Canadian architect (1918–2015)

Martha Stewart Leitch (June 27, 1918 – December 20, 2015) was a Canadian architect who graduated from the University of Toronto and later served as its Dean of Engineering.

==Career==
Preferring to be known as "Marty", Leitch graduated with a Bachelors in Architecture from the University of Toronto and attended University of Cambridge for advanced studies after being chosen as a Commonwealth Scholar. She achieved Professional Engineer standing while teach at the University of Toronto and eventually became Dean of Engineering where she was a mentored hundreds of students over the span of her career.

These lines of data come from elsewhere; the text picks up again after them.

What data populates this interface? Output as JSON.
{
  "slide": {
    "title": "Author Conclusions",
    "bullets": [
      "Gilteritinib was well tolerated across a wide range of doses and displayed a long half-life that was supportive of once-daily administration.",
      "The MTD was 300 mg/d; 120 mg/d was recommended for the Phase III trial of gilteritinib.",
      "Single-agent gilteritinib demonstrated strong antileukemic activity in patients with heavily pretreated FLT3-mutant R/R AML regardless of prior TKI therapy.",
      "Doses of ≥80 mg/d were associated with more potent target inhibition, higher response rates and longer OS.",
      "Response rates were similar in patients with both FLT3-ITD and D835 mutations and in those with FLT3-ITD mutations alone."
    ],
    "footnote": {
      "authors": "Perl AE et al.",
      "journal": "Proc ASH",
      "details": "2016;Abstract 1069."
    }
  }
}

Leitch entered into a profession of architecture and construction that was traditionally difficult for women, however she was adamant in staying in these professions "come hell or high water". During her career, she founded a civil engineering firm with her husband, acted as a lecturer, assistant professor, and Dean at the University of Toronto, became a fellow at the Royal Architectural Institute of Canada, and was member of the Ontario Association of Architects.